Shaffer at Kirkland says: “Overall the diligence priorities are probably the same as before with maybe two exceptions. The first one is now a stronger emphasis on looking at the impact of covid both historically and forward-looking, both on the business and the market more broadly. We are looking closely at events of default during covid, the remedies employed for those breaches, issues that may occur and the remedies that might be available.

“The second thing people are more focused on is what happens the next time there’s a major catastrophe and thinking outside the box on that. That means looking at the business top to bottom, including at the supply chain, and modelling how it can withstand a cataclysmic event.”

As we move through 2021, environmental, social and governance considerations have also moved markedly higher up the list of due diligence priorities for private equity managers and their investors alike.
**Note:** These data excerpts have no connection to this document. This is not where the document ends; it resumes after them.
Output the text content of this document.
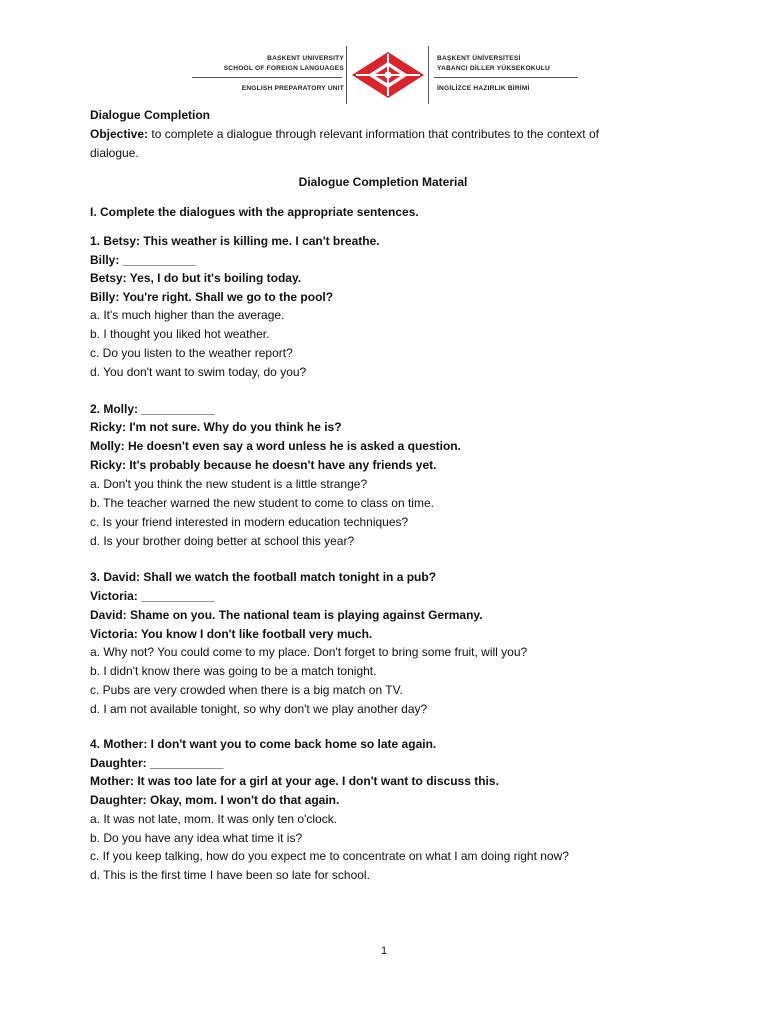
BASKENT UNIVERSITY
SCHOOL OF FOREIGN LANGUAGES
ENGLISH PREPARATORY UNIT
BAŞKENT ÜNİVERSİTESİ
YABANCI DİLLER YÜKSEKOKULU
İNGİLİZCE HAZIRLIK BİRİMİ
Dialogue Completion
Objective: to complete a dialogue through relevant information that contributes to the context of
dialogue.
Dialogue Completion Material
I. Complete the dialogues with the appropriate sentences.
1. Betsy: This weather is killing me. I can't breathe.
Billy: ___________
Betsy: Yes, I do but it's boiling today.
Billy: You're right. Shall we go to the pool?
a. It's much higher than the average.
b. I thought you liked hot weather.
c. Do you listen to the weather report?
d. You don't want to swim today, do you?
2. Molly: ___________
Ricky: I'm not sure. Why do you think he is?
Molly: He doesn't even say a word unless he is asked a question.
Ricky: It's probably because he doesn't have any friends yet.
a. Don't you think the new student is a little strange?
b. The teacher warned the new student to come to class on time.
c. Is your friend interested in modern education techniques?
d. Is your brother doing better at school this year?
3. David: Shall we watch the football match tonight in a pub?
Victoria: ___________
David: Shame on you. The national team is playing against Germany.
Victoria: You know I don't like football very much.
a. Why not? You could come to my place. Don't forget to bring some fruit, will you?
b. I didn't know there was going to be a match tonight.
c. Pubs are very crowded when there is a big match on TV.
d. I am not available tonight, so why don't we play another day?
4. Mother: I don't want you to come back home so late again.
Daughter: ___________
Mother: It was too late for a girl at your age. I don't want to discuss this.
Daughter: Okay, mom. I won't do that again.
a. It was not late, mom. It was only ten o'clock.
b. Do you have any idea what time it is?
c. If you keep talking, how do you expect me to concentrate on what I am doing right now?
d. This is the first time I have been so late for school.
1
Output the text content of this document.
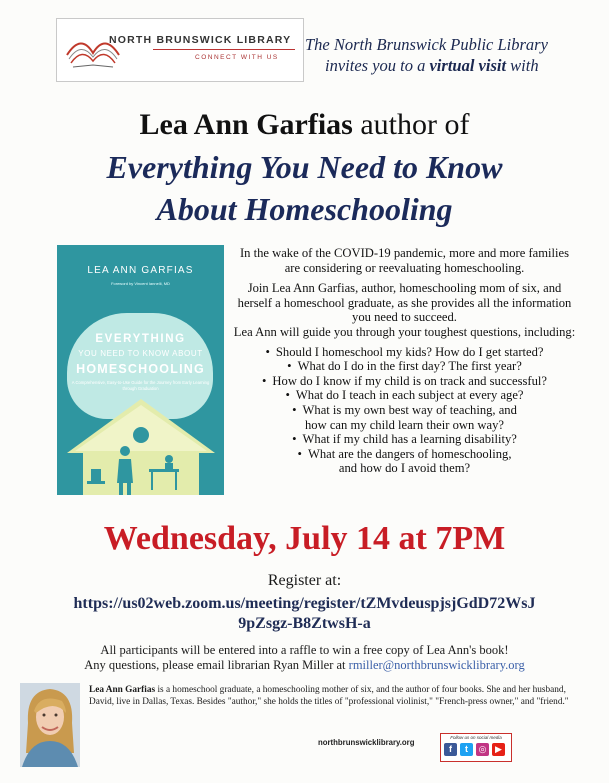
NORTH BRUNSWICK LIBRARY
CONNECT WITH US
The North Brunswick Public Library
invites you to a virtual visit with
Lea Ann Garfias author of
Everything You Need to Know
About Homeschooling
LEA ANN GARFIAS
Foreword by Vincent Iannelli, MD
EVERYTHING
YOU NEED TO KNOW ABOUT
HOMESCHOOLING
A Comprehensive, Easy-to-Use Guide for the Journey from Early Learning through Graduation

In the wake of the COVID-19 pandemic, more and more families are considering or reevaluating homeschooling.

Join Lea Ann Garfias, author, homeschooling mom of six, and herself a homeschool graduate, as she provides all the information you need to succeed.

Lea Ann will guide you through your toughest questions, including:

• Should I homeschool my kids? How do I get started?
• What do I do in the first day? The first year?
• How do I know if my child is on track and successful?
• What do I teach in each subject at every age?
• What is my own best way of teaching, and how can my child learn their own way?
• What if my child has a learning disability?
• What are the dangers of homeschooling, and how do I avoid them?
Wednesday, July 14 at 7PM
Register at:
https://us02web.zoom.us/meeting/register/tZMvdeuspjsjGdD72WsJ
9pZsgz-B8ZtwsH-a
All participants will be entered into a raffle to win a free copy of Lea Ann's book!
Any questions, please email librarian Ryan Miller at rmiller@northbrunswicklibrary.org
Lea Ann Garfias is a homeschool graduate, a homeschooling mother of six, and the author of four books. She and her husband, David, live in Dallas, Texas. Besides "author," she holds the titles of "professional violinist," "French-press owner," and "friend."
northbrunswicklibrary.org
Follow us on social media
f	t	◎ ▶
Allardice says: “There is now a lot more focus on ESG. A lot of sponsors now have their own ESG teams in-house and we have seen a growing demand for legal due diligence reporting on ESG, which is something we have developed over the past year. Funds are really focused on that review as part of their investment committee processes.”

Due diligence has probably been given a long overdue shake-up in the past 12 months, with suspicions about virtual processes that existed pre-pandemic tackled head-on. The long-term impact just might be more technology-based approaches that enhance both efficiency and rigour, drawing even more on the services of third parties and the skills of data scientists.

Certainly, a bullish deal market in Q2 2021 shows no signs of being slowed by virtual due diligence, and in fact online meetings and working from home appear to smooth the processes.

“After the initial set-up period, deals have been going forward at the same speed as always, and often slightly faster, with more expectation that everyone is at home and available 24/7,” says Shaffer. “On the legal side, I think we are probably in closer contact with clients than ever before and there is just less of that formality that comes with being in the office. At all points of the process I am getting more involvement from clients and to clients, which is a real positive.”

Service providers have found themselves to be much more critical cogs in the wheels of the transaction process. At TMF, Eisen adds: “On the equity side, the lead time you get for deals is all over the place. Sometimes you get a call from a client saying we have got a deal, we need to set up an entity in X location and be ready to move cash, and it never happens. Another time the same call requires the same thing in a really tight turnaround. Some of that is a result of dislocation in prices; some of it, dislocation in markets generally, worldwide.

“Service providers have stepped up exceptionally well. Critical investor focused services and accounting pivoted to home working in the blink of an eye; the industry made a superb job of that pivot.”

While face-to-face meetings will certainly make a comeback, large in-person meetings and overzealous international travel looks confined to the history books as managers learn to take more of the comfort they need from behind their screens.